The goal of LB is to incentivize the liquidity of such a pair through inflation funding. Straightforward enough.
LB Good
Now the question is: why would we want to do that? What is the benefit of having a lot of liquidity on a single pair?
This is where things usually become very technical very quickly. But basically: the more liquidity you have in a pair, the more stable its price is in the face of spikes in the order flow. This is the basic mechanism that underpins everything.
Another mechanism that is important to have in mind is that if you have one pair that lets you trade between A and B, and one pair between B and C, you have an indirect pair between A and C.
From this, you derive a lot of benefits:
- DEXes become more resilient to short-term shocks (someone buying/selling a lot, market manipulation, temporary bad buzz)
- It becomes possible to trade big amounts without having to go through a centralized exchange, which makes Defi possible
- It becomes possible to buy/sell large amounts of XTZ, or tokens on Tezos, much more cheaply
- This makes it much less risky for people to hold XTZ, as they can liquidate their position more easily.

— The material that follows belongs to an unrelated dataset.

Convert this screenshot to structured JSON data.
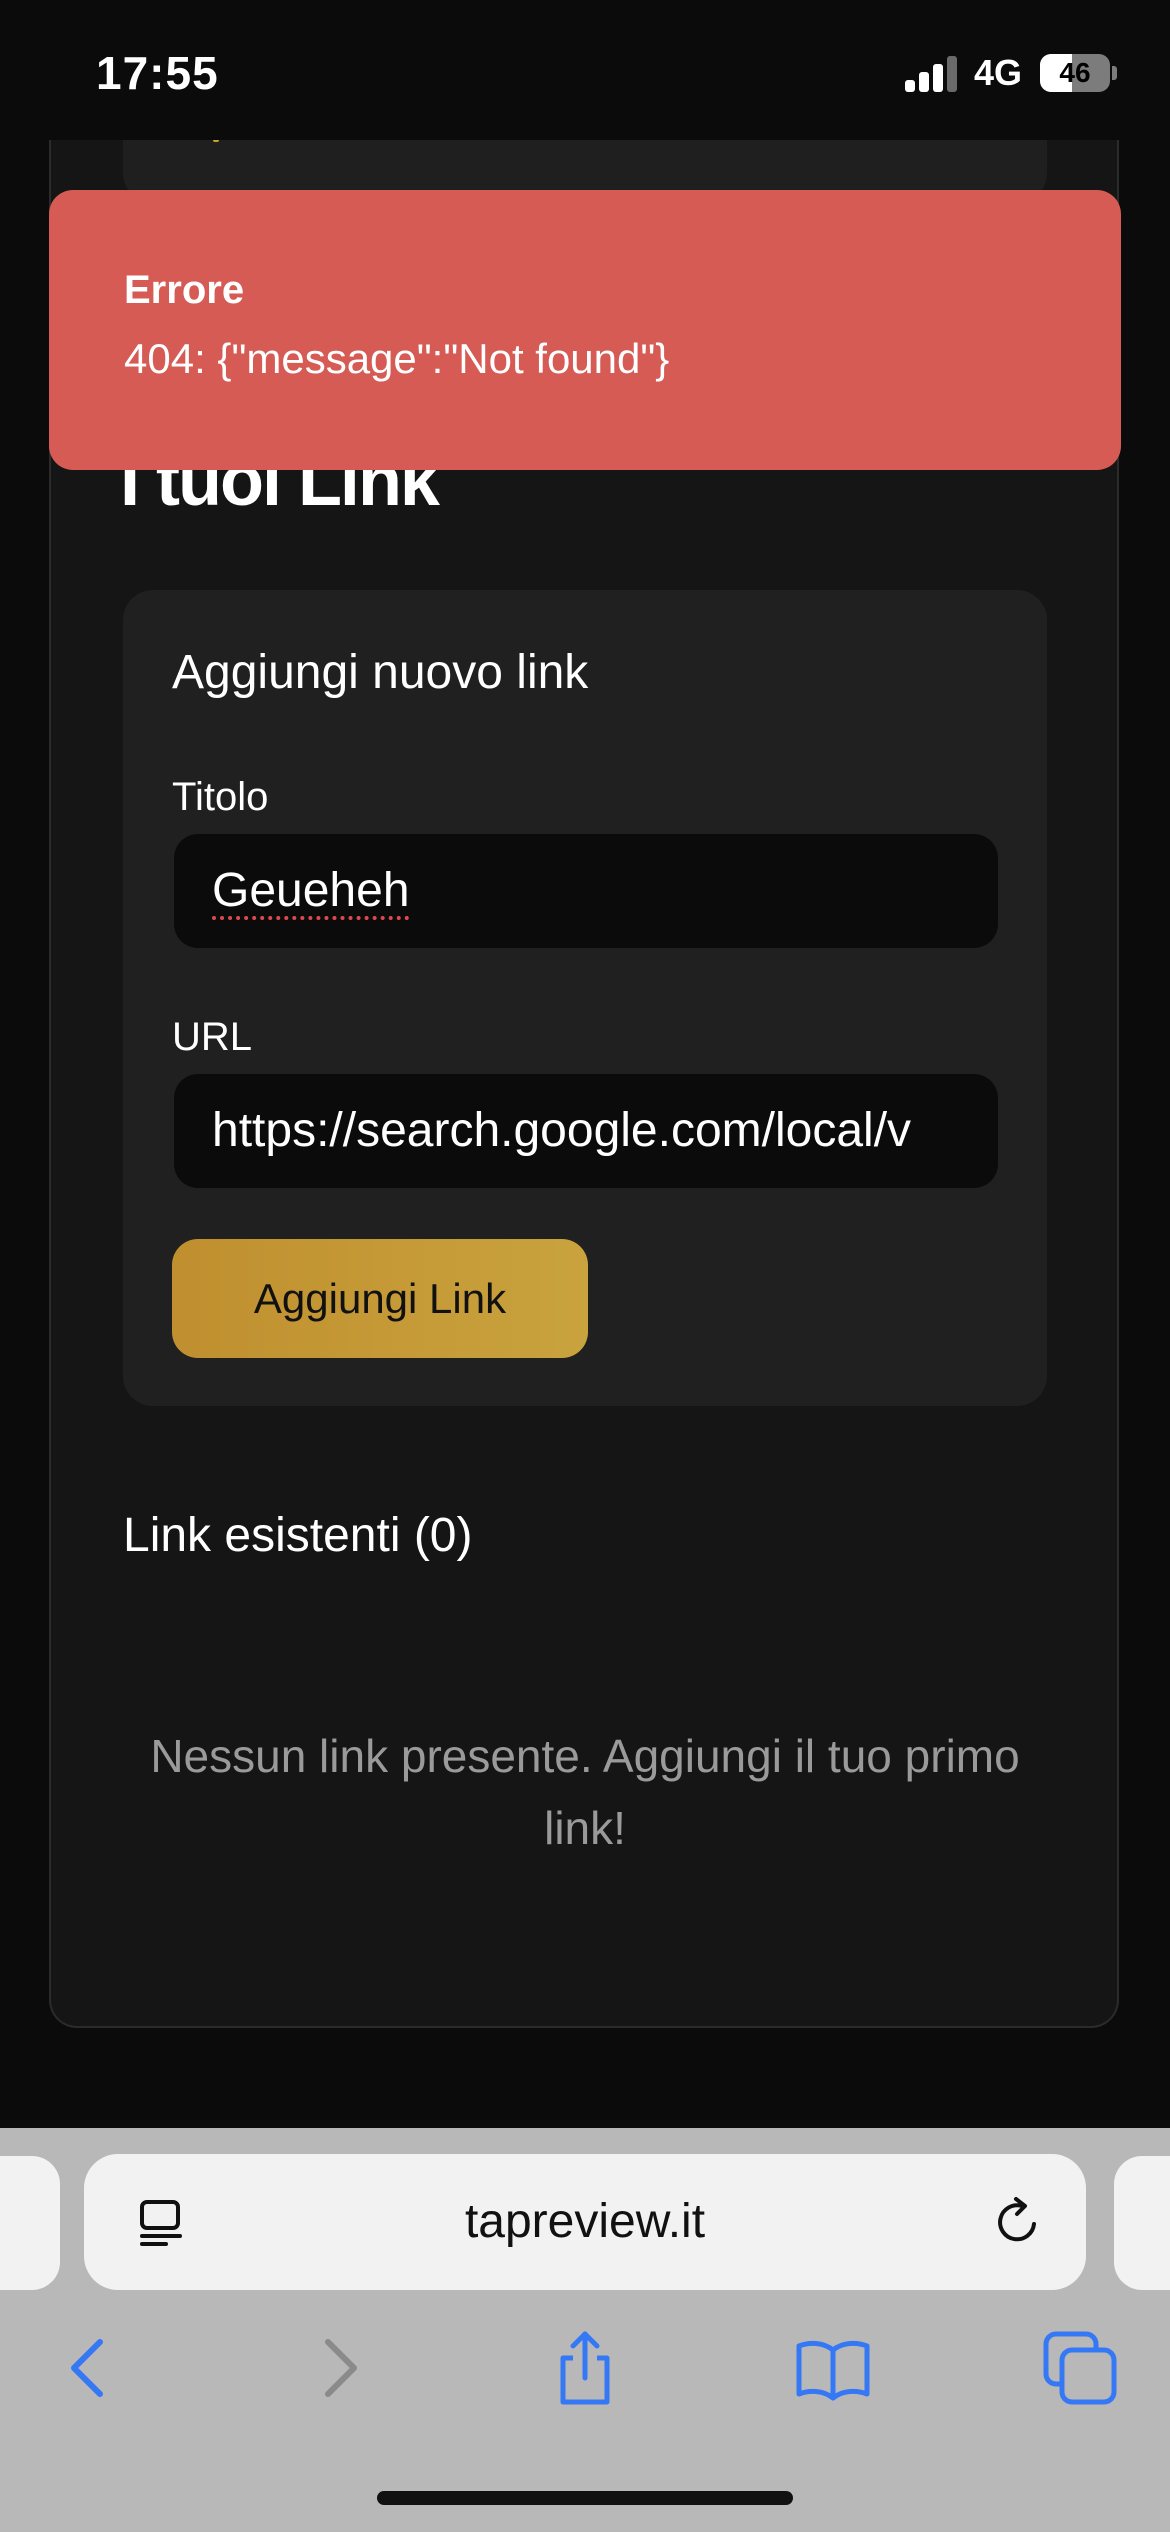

Which makes it a better store of value
- This makes it much less risky for people to come and arbitrage Tezos’ Defi ecosystem, which makes it much more efficient
The obvious concern here is inflation. But even an entire percent LB would be comparable to baker fees (not rewards!), and both would be absolutely dwarfed by typical moves in crypto markets.
Conclusion
As one might see, I’m a bit annoyed with the current situation. LB is a net positive, and completely plays to Tezos’ core strength of onchain governance.
To show that I am saying all of this in good faith, and that I am not trying to censor alternative proposals or whatever, I’ll just make a no-LB proposal. It is not one that removes the code of LB, it merely sets its sunset to right after the deployment of the new protocol, but that will work.